La soluzione dei progettisti di CPU è stata quella di spedire due tram su entrambi i binari, mentre aspettano la scelta del software su quale istruzione debba essere effettivamente eseguita, e poi cancellare il “tram fantasma”, cioè il calcolo non necessario, una volta che è stata presa la decisione.
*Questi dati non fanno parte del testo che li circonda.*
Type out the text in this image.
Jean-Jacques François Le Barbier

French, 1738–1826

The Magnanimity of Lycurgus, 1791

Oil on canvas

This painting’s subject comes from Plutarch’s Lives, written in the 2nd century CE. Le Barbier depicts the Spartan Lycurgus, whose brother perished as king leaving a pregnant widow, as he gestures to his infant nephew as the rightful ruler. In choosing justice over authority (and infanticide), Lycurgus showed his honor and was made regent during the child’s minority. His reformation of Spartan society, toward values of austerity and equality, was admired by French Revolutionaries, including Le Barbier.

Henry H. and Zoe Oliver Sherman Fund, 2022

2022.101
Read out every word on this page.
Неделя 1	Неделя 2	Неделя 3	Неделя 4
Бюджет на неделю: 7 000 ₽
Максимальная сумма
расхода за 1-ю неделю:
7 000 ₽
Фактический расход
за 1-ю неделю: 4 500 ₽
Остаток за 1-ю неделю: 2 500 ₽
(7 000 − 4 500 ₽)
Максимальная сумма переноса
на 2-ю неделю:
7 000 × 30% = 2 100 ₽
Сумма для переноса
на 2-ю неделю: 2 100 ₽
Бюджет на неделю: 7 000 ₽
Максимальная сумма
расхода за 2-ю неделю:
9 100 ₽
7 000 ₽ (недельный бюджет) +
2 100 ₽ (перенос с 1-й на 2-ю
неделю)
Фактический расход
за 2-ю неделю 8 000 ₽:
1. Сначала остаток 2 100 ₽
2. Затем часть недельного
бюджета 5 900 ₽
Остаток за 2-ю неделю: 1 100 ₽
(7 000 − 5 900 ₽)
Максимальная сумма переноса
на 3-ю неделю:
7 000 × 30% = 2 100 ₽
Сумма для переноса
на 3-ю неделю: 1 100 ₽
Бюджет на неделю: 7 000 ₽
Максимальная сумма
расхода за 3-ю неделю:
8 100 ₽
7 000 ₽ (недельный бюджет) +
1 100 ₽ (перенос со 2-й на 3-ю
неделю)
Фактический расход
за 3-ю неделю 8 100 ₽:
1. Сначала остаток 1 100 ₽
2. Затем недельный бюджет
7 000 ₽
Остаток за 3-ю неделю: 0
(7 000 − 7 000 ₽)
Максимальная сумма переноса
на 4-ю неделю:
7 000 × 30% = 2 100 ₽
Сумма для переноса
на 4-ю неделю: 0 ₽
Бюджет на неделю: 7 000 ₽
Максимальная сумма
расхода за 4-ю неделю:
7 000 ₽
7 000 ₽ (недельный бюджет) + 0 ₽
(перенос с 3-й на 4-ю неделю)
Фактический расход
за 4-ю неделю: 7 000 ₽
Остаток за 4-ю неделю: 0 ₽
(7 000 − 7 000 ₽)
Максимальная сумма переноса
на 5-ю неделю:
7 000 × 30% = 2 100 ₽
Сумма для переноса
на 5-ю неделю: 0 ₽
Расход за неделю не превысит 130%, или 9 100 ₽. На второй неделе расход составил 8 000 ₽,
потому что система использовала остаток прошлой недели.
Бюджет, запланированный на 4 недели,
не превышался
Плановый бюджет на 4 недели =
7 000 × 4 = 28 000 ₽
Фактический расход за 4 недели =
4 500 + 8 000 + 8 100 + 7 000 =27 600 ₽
Il tram fantasma dovrebbe scomparire e non lasciare conseguenze, ma per il modo con il quale sono progettate le CPU (con buffer e cache di memoria di vari livelli per accelerare l’esecuzione delle istruzioni) in realtà si può continuare a guidare il tram verso spazi di memoria riservati al sistema operativo o alle altre applicazioni.

Esistono decine di altre vulnerabilità che hanno a che fare con l’architettura hardware dei processori e dei computer oppure delle loro memorie Ram, come ad esempio Rowhammer: mettendo una fila di celle di memoria della Ram a cui si ha accesso su on e off (1 e 0) molto rapidamente, è possibile utilizzare una forma di inferenza elettrica per cambiare lo stato (1 e 0) di altre celle di memoria fisicamente contigue e prendere quindi possesso di altri indirizzi di memoria protetti. Una vulnerabilità scoperta nel 2015 che permette ad esempio di guadagnare il controllo come root dei telefoni Android. Anche qui, come per Meltdown e Spectre, il problema è aver pensato alle performance dell’hardware e non alla sua sicurezza.